Kokako birdsong rings out in Kauri Coast forests

  • Maggie Barry
Arts, Culture and Heritage

Conservation Minister Maggie Barry says there’s been a more than thousand percent increase in the number of kokako in Kauri Coast forests since 1990 due to the continued use of 1080 and trapping.

“An aerial 1080 drop in 1990 is credited with saving the kokako from local extinction and its continued use along with trapping has seen the population grow from a low of 5 pair in 1990 to 60 pair today, as well as 29 single kokako,” Ms Barry says.

“Without the sustained predator control these birds wouldn’t survive in the Waipoua, Waima and Mataraua forests and the fact that population has grown to one of the most robust managed populations proves yet again the value of 1080 to knock down rats and possums.”

 “The increase in kokako shows what’s possible when you keep predators down and proves how vital it is that we achieve the ultimate goal of Predator Free 2050.”

“Many kokako pair seen over the last breeding season had juvenile birds with them, indicating a good breeding season.”

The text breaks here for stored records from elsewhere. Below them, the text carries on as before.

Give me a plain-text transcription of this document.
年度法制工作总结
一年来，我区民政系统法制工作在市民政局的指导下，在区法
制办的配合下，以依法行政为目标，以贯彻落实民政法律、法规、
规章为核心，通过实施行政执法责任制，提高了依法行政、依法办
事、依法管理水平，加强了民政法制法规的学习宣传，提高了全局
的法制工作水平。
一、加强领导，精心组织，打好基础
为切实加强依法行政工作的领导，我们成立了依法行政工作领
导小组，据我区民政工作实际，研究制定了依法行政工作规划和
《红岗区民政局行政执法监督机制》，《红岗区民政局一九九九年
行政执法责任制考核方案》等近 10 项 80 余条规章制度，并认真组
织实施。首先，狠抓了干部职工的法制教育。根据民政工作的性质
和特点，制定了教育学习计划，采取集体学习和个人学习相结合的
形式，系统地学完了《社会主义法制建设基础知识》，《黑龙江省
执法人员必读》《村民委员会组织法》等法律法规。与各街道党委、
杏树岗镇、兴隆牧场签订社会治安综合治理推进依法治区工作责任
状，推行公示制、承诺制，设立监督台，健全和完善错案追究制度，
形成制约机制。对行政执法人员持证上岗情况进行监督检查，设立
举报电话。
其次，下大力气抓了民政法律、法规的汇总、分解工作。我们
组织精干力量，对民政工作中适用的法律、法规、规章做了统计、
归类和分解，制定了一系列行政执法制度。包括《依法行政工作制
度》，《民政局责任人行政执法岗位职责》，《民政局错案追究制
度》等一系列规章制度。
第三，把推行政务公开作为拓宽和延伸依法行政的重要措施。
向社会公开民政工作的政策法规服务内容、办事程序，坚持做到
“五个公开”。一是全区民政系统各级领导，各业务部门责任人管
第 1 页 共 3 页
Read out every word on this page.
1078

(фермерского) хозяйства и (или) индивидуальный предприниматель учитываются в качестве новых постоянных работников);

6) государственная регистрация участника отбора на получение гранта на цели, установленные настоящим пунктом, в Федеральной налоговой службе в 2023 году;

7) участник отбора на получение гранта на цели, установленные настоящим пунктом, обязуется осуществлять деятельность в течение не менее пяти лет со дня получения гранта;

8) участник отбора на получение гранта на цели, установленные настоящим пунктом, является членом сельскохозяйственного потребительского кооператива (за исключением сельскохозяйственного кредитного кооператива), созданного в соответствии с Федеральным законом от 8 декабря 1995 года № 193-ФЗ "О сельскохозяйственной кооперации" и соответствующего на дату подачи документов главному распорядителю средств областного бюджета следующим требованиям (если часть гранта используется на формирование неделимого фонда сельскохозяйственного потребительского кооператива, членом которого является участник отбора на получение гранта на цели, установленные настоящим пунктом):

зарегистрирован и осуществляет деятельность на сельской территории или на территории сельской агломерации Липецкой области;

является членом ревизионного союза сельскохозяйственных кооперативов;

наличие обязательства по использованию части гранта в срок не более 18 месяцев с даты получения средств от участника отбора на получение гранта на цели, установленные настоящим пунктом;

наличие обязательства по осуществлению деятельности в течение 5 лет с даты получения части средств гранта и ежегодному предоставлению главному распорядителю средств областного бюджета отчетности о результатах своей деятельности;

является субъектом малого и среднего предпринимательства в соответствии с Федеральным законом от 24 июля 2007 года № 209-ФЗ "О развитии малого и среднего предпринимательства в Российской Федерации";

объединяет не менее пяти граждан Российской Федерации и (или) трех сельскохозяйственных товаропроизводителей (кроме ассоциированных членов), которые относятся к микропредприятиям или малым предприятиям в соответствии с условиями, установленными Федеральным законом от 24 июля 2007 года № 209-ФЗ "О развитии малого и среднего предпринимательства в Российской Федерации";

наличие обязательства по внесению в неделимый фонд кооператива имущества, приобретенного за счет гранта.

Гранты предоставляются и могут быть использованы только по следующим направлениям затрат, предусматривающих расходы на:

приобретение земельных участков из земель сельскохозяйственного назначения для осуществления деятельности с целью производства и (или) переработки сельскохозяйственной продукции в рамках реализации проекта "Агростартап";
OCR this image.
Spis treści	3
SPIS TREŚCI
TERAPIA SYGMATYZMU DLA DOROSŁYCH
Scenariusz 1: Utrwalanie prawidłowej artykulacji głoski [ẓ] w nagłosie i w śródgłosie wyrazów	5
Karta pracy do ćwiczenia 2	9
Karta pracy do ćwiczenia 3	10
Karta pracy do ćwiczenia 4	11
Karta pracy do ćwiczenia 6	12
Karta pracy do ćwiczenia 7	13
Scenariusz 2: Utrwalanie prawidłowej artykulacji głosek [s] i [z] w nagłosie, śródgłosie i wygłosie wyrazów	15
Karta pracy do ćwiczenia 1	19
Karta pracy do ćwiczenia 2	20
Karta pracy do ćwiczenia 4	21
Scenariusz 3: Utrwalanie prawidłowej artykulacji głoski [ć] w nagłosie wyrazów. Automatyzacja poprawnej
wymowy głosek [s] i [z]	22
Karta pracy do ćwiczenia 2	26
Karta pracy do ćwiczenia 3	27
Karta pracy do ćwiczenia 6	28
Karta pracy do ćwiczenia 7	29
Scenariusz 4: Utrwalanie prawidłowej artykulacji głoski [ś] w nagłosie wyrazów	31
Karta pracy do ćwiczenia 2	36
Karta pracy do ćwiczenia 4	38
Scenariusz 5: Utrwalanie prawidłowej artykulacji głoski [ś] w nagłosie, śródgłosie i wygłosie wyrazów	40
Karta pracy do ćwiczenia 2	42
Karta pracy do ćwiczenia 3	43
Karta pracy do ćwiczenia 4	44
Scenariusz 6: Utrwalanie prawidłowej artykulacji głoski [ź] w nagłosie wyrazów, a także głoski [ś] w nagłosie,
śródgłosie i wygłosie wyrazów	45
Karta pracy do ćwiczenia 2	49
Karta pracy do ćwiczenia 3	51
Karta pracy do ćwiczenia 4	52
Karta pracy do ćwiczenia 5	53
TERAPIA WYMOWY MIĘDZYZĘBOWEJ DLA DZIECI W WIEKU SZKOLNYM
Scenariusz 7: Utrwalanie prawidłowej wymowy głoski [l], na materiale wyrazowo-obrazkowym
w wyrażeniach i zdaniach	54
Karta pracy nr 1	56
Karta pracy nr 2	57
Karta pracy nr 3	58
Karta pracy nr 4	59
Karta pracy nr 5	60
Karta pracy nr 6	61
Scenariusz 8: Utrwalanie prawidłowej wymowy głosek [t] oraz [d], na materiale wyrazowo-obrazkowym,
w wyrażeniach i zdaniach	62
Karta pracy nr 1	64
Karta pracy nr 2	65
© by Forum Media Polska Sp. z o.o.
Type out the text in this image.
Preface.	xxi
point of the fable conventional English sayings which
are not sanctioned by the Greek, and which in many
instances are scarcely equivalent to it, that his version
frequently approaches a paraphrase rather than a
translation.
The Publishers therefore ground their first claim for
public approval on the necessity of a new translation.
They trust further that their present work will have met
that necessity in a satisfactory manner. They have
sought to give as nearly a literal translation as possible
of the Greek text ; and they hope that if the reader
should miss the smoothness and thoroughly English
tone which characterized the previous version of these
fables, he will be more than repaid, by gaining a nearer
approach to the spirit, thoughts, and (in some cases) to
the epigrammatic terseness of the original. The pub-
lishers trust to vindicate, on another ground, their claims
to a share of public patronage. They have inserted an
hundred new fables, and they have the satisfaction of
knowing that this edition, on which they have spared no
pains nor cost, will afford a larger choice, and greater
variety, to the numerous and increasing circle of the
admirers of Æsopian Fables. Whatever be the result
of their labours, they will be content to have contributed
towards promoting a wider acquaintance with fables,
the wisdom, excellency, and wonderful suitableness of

 “An 1100% increase represents significant success and is down to annual rat and possum control over 20 years. There’ve been 4 aerial 1080 operations just in Waipoua between 1990 and 2014 plus trapping.”

DOC has used a bait station network to control rats and possums and a stoat trap line that’s grown from 300 hectares in 2003 to 913 hectares today.

“No other bird evokes our ancient forest like the kokako. It has the most haunting birdsong in the New Zealand bush,” Ms Barry says.

“Research during the 1990’s identified key predators and how to manage them specifically for kokako and that information is still in use at Waipoua, Mataraua and Puketi.”

“We have the exciting and realistic opportunity to not only protect these kokako populations, but to grow them so that Northland is once again a national stronghold for this taonga of the forest.”